河北大学在疫情期间的管理措施和学生反馈呈现出明显的矛盾性。一方面,学校制定了严格的返校流程,要求学生提供14天健康登记表、健康码绿码和48小时内核酸阴性证明,同时对中高风险地区学生采取暂不返校政策。这些措施在2021年初石家庄疫情爆发时升级为紧急停考放假,学生需在两天内撤离,部分学院甚至安排教师私家车送站。

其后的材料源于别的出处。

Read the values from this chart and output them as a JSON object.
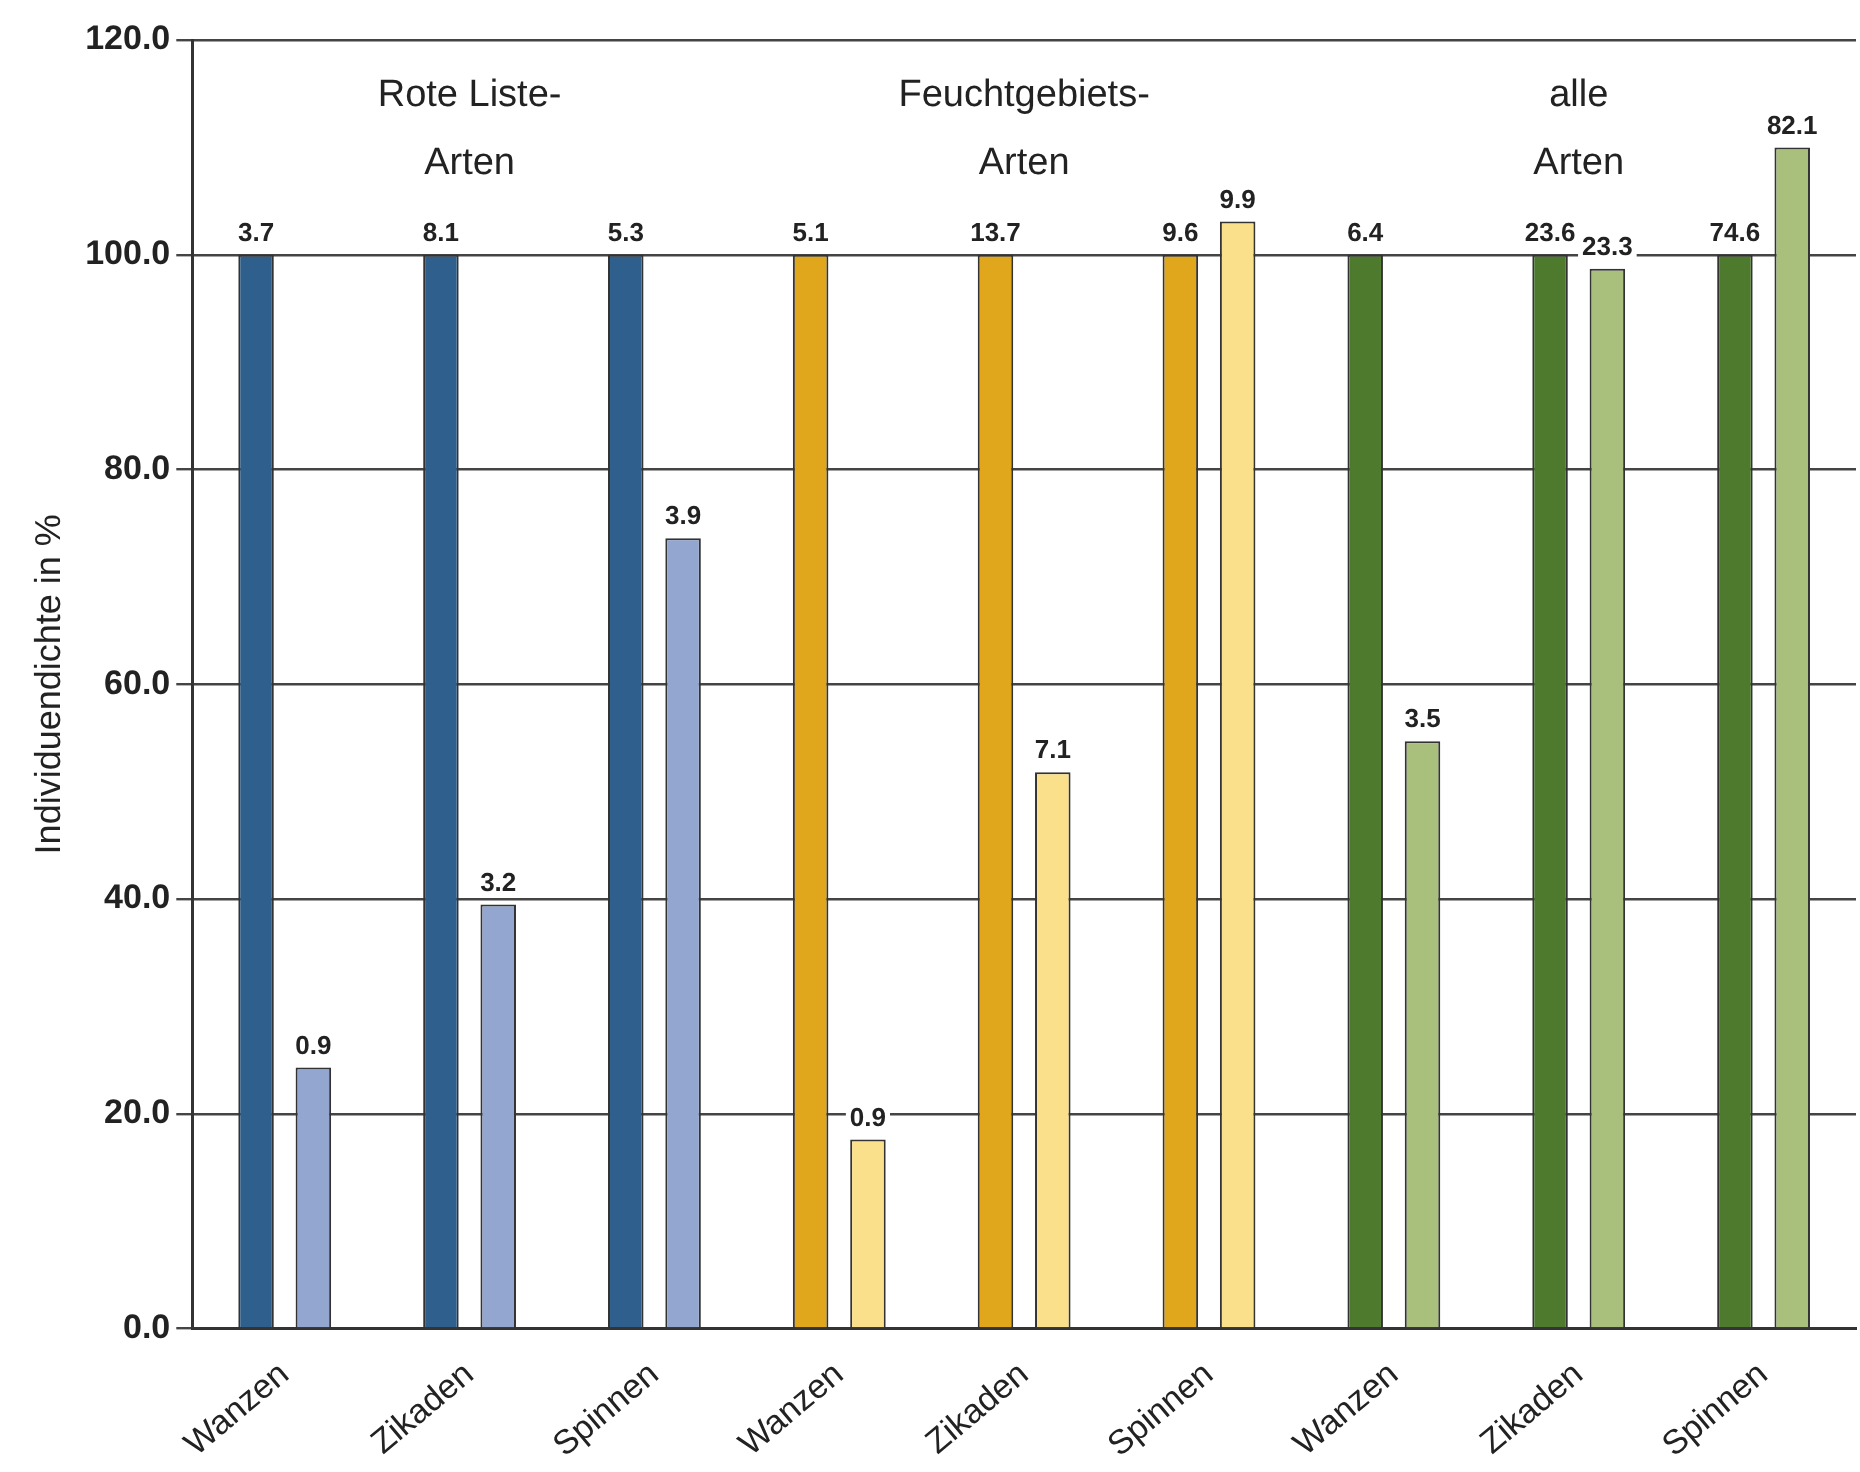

然而闭环管理的实际执行却引发诸多争议。2022年9月的闭环管理中,学生反映存在物资分配不均问题,部分学生只能领到干硬的粉丝和凉米饭,而另一些人却有"几菜配汤"的待遇。更突出的矛盾在于管理双重标准:学生被限制在校园内,教职工却能自由出入,甚至出现小学生入校开运动会的情况。这种差异化管理导致学生将校园称为"牢笼",2020级学生甚至"没见过完全打开的南北院"。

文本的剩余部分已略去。